What is business exit planning? Make buyers compete for you
You do not sell a business; you stage one. Buyers pay for certainty, not promises.
If you want a clean exit, the real work starts while you still hold the keys.
Here’s the simple truth: deals are won months before a buyer shows up. They’re won in the choices that remove doubt, build trust, and make your company easy to buy—on your terms.
Why this matters now
Windows close. Markets cool. Health shifts. Partners fall out. The only thing worse than selling too late is trying to sell fast when your numbers, team, and story aren’t ready. That’s when you accept a lower price, give up control, or get trapped in a long earnout you hate.
You built this thing. You deserve options. Exit planning gives you options.
What exit planning really means
You might be asking, What is business exit planning? It’s the practice of running your company so a capable stranger can buy it with confidence—and you can walk away proud. It aims for three outcomes at once: a strong price, a structure you understand, and a timeline that respects your life.
Think of it as project clarity.
Clarity for your numbers.
Clarity for your team.
Clarity for the story that a buyer will believe.
It isn’t a binder or a buzzword. It’s daily discipline: clean books, predictable revenue, systems that work while you’re on a beach with your phone off.
Decide your finish line before someone else does
Before you talk to a single buyer, define a great outcome. If you don’t, the process will define it for you.
Ask yourself:
- What number would make you excited—not just relieved?
- How soon do you want out of the day-to-day?
- Are you open to staying on for a year to hand over, or is that a hard no?
- Who do you not want to sell to, and why?
- What will you do the morning after the wire hits?
Write your answers. Sleep on them. Share them with one person you trust. When you know your finish line, you’ll say no faster and negotiate better.
Make your company easy to trust
Buyers are professional worriers. Your job is to remove their reasons to worry. Start with the basics.
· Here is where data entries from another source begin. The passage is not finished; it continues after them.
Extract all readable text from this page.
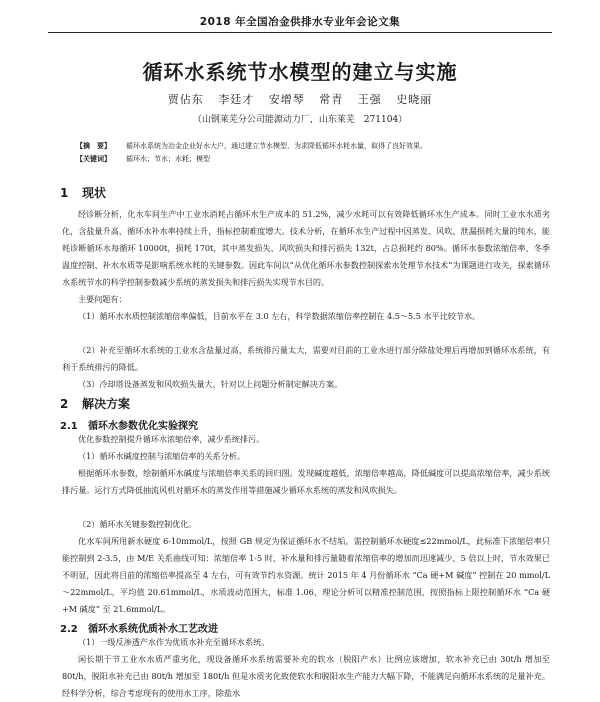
2018 年全国冶金供排水专业年会论文集
循环水系统节水模型的建立与实施
贾佔东 李廷才 安增琴 常青 王强 史晓丽
（山钢莱芜分公司能源动力厂，山东莱芜　271104）
【摘　要】	循环水系统为冶金企业好水大户，通过建立节水模型，为求降低循环水耗水量，取得了良好效果。
【关键词】	循环水；节水；水耗；模型
1 现状
经诊断分析，化水车间生产中工业水消耗占循环水生产成本的 51.2%，减少水耗可以有效降低循环水生产成本。同时工业水水质劣化，含盐量升高，循环水补水率持续上升，指标控制难度增大。技术分析，在循环水生产过程中因蒸发、风吹、泄漏损耗大量的纯水，能耗诊断循环水每循环 10000t，损耗 170t，其中蒸发损失、风吹损失和排污损失 132t，占总损耗约 80%。循环水参数浓缩倍率、冬季温度控制、补水水质等是影响系统水耗的关键参数。因此车间以“从优化循环水参数控制探索水处理节水技术”为课题进行攻关，探索循环水系统节水的科学控制参数减少系统的蒸发损失和排污损失实现节水目的。
主要问题有：
（1）循环水水质控制浓缩倍率偏低，目前水平在 3.0 左右，科学数据浓缩倍率控制在 4.5～5.5 水平比较节水。
（2）补充至循环水系统的工业水含盐量过高，系统排污量太大，需要对目前的工业水进行部分除盐处理后再增加到循环水系统，有利于系统排污的降低。
（3）冷却塔设备蒸发和风吹损失量大，针对以上问题分析制定解决方案。
2 解决方案
2.1 循环水参数优化实验探究
优化参数控制提升循环水浓缩倍率，减少系统排污。
（1）循环水碱度控制与浓缩倍率的关系分析。
根据循环水参数，绘制循环水碱度与浓缩倍率关系的回归图。发现碱度越低，浓缩倍率越高，降低碱度可以提高浓缩倍率，减少系统排污量。运行方式降低抽流风机对循环水的蒸发作用等措施减少循环水系统的蒸发和风吹损失。
（2）循环水关键参数控制优化。
化水车间所用新水硬度 6-10mmol/L，按照 GB 规定为保证循环水不结垢，需控制循环水硬度≤22mmol/L，此标准下浓缩倍率只能控制到 2-3.5，由 M/E 关系曲线可知：浓缩倍率 1-5 时，补水量和排污量随着浓缩倍率的增加而迅速减少，5 倍以上时，节水效果已不明显，因此将目前的浓缩倍率提高至 4 左右，可有效节约水资源。统计 2015 年 4 月份循环水 “Ca 硬+M 碱度” 控制在 20 mmol/L～22mmol/L，平均值 20.61mmol/L，水质波动范围大，标准 1.06，理论分析可以精准控制范围，按照指标上限控制循环水 “Ca 硬+M 碱度” 至 21.6mmol/L。
2.2 循环水系统优质补水工艺改进
（1）一级反渗透产水作为优质水补充至循环水系统。
闲长期于节工业水水质严重劣化，现设备循环水系统需要补充的软水（脱阳产水）比例应该增加，软水补充已由 30t/h 增加至 80t/h，脱阳水补充已由 80t/h 增加至 180t/h 但是水质劣化致使软水和脱阳水生产能力大幅下降，不能满足向循环水系统的足量补充。经科学分析，综合考虑现有的使用水工序，除盐水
A short list that moves the needle:
- Clean, timely financials for the last three years, reviewed by an accountant who asks hard questions.
- Revenue that renews—not just one-time spikes—and a plan to keep customers longer.
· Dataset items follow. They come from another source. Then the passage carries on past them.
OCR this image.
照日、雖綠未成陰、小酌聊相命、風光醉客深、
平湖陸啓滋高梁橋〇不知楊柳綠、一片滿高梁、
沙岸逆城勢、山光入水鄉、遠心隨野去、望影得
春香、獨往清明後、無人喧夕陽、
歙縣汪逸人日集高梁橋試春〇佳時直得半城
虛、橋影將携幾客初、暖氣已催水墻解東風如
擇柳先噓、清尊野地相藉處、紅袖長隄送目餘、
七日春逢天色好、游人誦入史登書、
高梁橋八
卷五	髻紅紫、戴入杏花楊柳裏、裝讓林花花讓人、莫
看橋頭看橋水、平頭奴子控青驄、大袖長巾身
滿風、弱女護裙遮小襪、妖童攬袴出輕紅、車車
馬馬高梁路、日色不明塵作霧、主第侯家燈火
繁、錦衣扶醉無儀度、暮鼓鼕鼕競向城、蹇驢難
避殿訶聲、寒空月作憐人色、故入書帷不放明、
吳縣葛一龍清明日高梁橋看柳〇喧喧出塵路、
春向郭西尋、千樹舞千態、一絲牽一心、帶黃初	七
- No single customer or supplier that can sink you; if one client is more than 20% of revenue, fix it.
- Processes documented in a simple playbook so the business runs without you; test it by taking a week off.
- Contracts, IP, and compliance tidy. If there’s a skeleton, handle it now, not in diligence.
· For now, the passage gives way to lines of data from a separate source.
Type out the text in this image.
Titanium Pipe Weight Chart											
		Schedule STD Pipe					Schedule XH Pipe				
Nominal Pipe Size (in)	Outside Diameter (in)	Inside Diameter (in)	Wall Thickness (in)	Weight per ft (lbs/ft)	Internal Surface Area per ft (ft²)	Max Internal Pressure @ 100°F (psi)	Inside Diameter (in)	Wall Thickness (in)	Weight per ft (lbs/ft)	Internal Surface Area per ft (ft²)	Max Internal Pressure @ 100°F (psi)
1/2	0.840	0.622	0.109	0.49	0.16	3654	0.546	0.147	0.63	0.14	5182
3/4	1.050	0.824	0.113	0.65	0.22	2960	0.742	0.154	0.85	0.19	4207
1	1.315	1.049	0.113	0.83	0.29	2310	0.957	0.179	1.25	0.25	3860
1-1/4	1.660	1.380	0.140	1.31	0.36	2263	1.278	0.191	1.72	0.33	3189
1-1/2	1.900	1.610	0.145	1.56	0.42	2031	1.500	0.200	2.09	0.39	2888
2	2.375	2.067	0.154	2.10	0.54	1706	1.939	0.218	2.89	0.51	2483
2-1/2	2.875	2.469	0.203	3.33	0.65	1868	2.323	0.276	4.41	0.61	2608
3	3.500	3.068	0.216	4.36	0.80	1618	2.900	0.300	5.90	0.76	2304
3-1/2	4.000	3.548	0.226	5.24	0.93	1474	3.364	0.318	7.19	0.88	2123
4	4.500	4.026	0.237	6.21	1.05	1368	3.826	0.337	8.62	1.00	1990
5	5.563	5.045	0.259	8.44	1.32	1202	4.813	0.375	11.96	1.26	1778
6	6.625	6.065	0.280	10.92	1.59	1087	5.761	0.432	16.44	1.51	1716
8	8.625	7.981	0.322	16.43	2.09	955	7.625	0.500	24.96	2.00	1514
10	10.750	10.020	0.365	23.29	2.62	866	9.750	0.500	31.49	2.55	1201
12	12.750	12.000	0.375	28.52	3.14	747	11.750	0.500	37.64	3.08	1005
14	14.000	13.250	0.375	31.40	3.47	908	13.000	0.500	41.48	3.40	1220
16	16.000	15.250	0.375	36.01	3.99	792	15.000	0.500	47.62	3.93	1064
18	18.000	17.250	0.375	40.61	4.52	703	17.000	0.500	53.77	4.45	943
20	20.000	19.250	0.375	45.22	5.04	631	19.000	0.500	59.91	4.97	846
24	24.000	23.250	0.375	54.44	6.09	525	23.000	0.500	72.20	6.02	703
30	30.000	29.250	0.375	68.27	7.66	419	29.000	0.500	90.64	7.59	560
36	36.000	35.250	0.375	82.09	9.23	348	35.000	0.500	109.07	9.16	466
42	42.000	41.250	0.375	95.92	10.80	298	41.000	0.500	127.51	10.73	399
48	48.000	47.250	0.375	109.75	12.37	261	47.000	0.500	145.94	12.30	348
Build an owner’s manual. If a smart stranger can run your company from that manual, you’re close. If everything still runs through you, the price will reflect that risk.
Shape the story buyers pay for
Data makes a buyer feel safe. The story makes them pay up. Your story isn’t a pitch deck; it’s a clear answer to why this business will be worth more in their hands than in yours.
Try this simple frame:
- Where does the profit really come from?
- Which levers you haven’t pulled yet—and what would it take to pull them?
- Why now is the right time for someone with more resources to own this?
- Why do your customers choose you and keep choosing you?
Build a lightweight data room early. Keep it current. When someone asks, you send a link—not a scramble. That small act tells a buyer everything about how you operate.
Know your buyer, run a process, keep your power
Different buyers value different things. A strategic buyer cares about fit and synergies. A financial investor cares about cash flow and growth levers. A management buyout cares about continuity. Prepare for the buyer you want.
You’re not trying to trick anyone. You’re creating a clean, competitive process: quiet conversations to test interest, a shortlist of real buyers, consistent materials, clear timelines, and firm boundaries on what you will and won’t accept.
A few practical moves:
- Talk to a lawyer and a tax pro early; structure can put more in your pocket than a higher headline price.
- Get a light Quality of Earnings (QoE) review, even if you pay for it—it speeds diligence and builds trust.
- Rehearse answers to hard questions: churn, pricing power, seasonality, team dependencies.
- Decide how and when you’ll tell your team. Protect their focus during the process.
You’ll feel the pull to do a quiet deal with the first friendly buyer. Sometimes it works. Usually, it costs you leverage and money. A calm process beats a fast promise.
Keep running the business while you sell it
The deal isn’t done until the funds clear. Momentum is part of the price. Too many founders lift their foot off the gas during negotiations. Revenue dips, a key person leaves, a buyer gets nervous—and the price slides.
Block your calendar so the business gets your best hours, the process gets your remaining hours, and your mind gets a small slice of oxygen. The goal is a handover with numbers still climbing. That’s when buyers pay a premium.
So, what is business exit planning again?
It’s building your company to be buyer-ready, then running a calm, competitive process on your terms. It’s the opposite of last-minute. It’s preparation that lets you choose your moment rather than be chosen by it.
Key takeaway
You don’t prepare to sell a business—you build a business someone else can run. Then you sell that certainty.
Reflective next step
If a serious buyer called tomorrow, what three things would make you hesitate—and what would it take to remove those doubts in the next 90 days?
The unforgettable shift
Selling well isn’t about finding the perfect buyer; it’s about becoming the company that makes good buyers compete for you.